Effacer à tout prix la mémoire de Tienanmen

Tiananmen

Il est impossible de savoir combien de personnes sont mortes le 4 juin 1989 sur la place Tiananmen à Pékin. Il aurait pu être de 200, 700, 1 500 ou même plus de 2 000, selon les différents témoignages recueillis à l'époque par ceux qui étaient en première ligne. Mais, elle est devenue un secret d'État jalousement gardé par les autorités chinoises, de sorte que la mémoire se dilue vers ceux qui, ce jour-là, croyaient à tort que les voies de la liberté avaient été ouvertes.

La jeune génération chinoise ignore l'explosion populaire massive et la répression implacable avec lesquelles le régime chinois a décidé de déraciner ce qu'il considérait, sûrement à juste titre, comme la racine de la destruction possible de son système. Ni les manuels scolaires des établissements d'enseignement, ni les archives proposées au public dans les institutions les plus diverses n'en contiennent la moindre référence, mais ceux qui violent l'interdiction expresse de le compter risquent de lourdes peines de prison. Nulle part en Chine il n'est donc possible de trouver un quelconque souvenir de ce massacre. Jusqu'à présent, le seul endroit où l'on se souvenait des victimes était Hong Kong, dont le parc Victoria était rempli de bougies et de chants à cette occasion, lors d'une veillée qui se tient sans interruption depuis trente ans. Le reste de l'année, tous ceux qui voulaient contempler les photos, les objets, les témoignages et les souvenirs de ces jours de 1989 pouvaient se rendre au petit musée du 4 juin, un lieu d'à peine cent mètres carrés, érigé et entretenu par une partie de ceux qui se sont échappés et réfugiés sur l'île. 

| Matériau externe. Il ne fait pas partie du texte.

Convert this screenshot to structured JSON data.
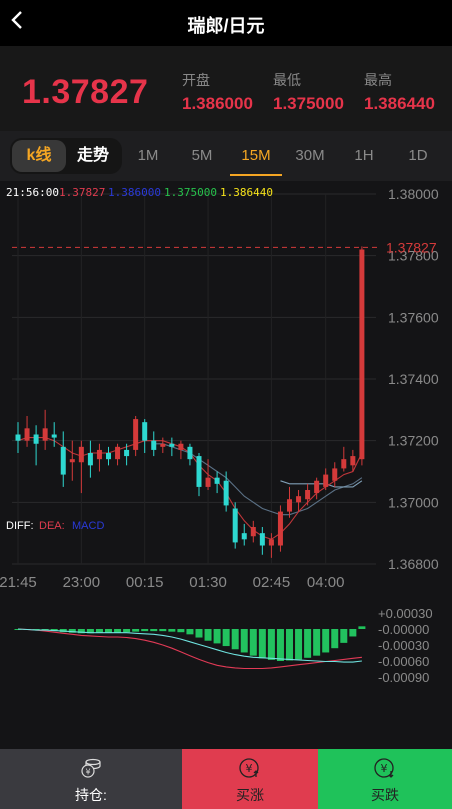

Sous prétexte de la pandémie de coronavirus, cette tradition a été interrompue cette année, et il est plus que probable qu'elle ne sera pas reprise. Le Congrès national du peuple chinois a adopté une nouvelle loi sur la sécurité à Hong Kong, contournant ainsi le parlement de l'ancienne colonie britannique. Le texte retire effectivement du système démocratique certaines libertés dont Hong Kong devrait jouir pendant les cinquante années suivant 1997, date du retour de la colonie britannique en Chine. Les droits d'expression et de manifestation sont donc unifiés avec ceux dont jouissent déjà les 1,35 milliard de Chinois restants, c'est-à-dire aucun. 

Une irritation croissante envers Londres

La guerre froide en cours entre la Chine et les États-Unis est le prétexte de Pékin pour déployer toutes sortes de mouvements afin d'assurer sa sécurité. En vertu d'un tel principe sacro-saint, Hong Kong ne peut être une pierre dans la chaussure, soit en raison de l'incompatibilité de son système de libertés démocratiques avec celui d'un parti unique et d'un leader éternel, soit parce que ses plus de sept millions d'habitants sont a priori soupçonnés de collaborer avec l'ennemi extérieur potentiel. 

Le président chinois Xi Jinping a déjà averti le Royaume-Uni de "prendre du recul par rapport à son ingérence" dans les affaires intérieures de la Chine, en référence à l'offre du Premier ministre Boris Johnson d'offrir la citoyenneté britannique et même la résidence aux Hongkongais qui ne veulent pas que leurs droits et libertés soient sapés, par l'application vraisemblablement violente et impitoyable de cette nouvelle loi sur la sécurité nationale. L'extension du "passeport britannique d'outre-mer" à tous les habitants de son ancienne colonie a irrité Pékin, qui a d'ailleurs inclus pour la première fois dans son désir de réunification avec l'île de Taiwan la possibilité de le faire par la force. 

La concentration de plusieurs milliers de soldats chinois dans les environs de Hong Kong, et les menaces des dirigeants de Pékin de leur ordonner de "pacifier" d'éventuelles révoltes, ont semé la peur. Les consulats et autres bureaux de représentation internationaux reçoivent un flot de demandes d'information pour quitter l'île, signe que les habitants de Hong Kong n'attendent pas la béatitude céleste. 

Tienanmen ne sera plus un souvenir. Si son assujettissement est accéléré, peut-être que celui de Hong Kong sera également dilué dans la nouvelle normalité chinoise.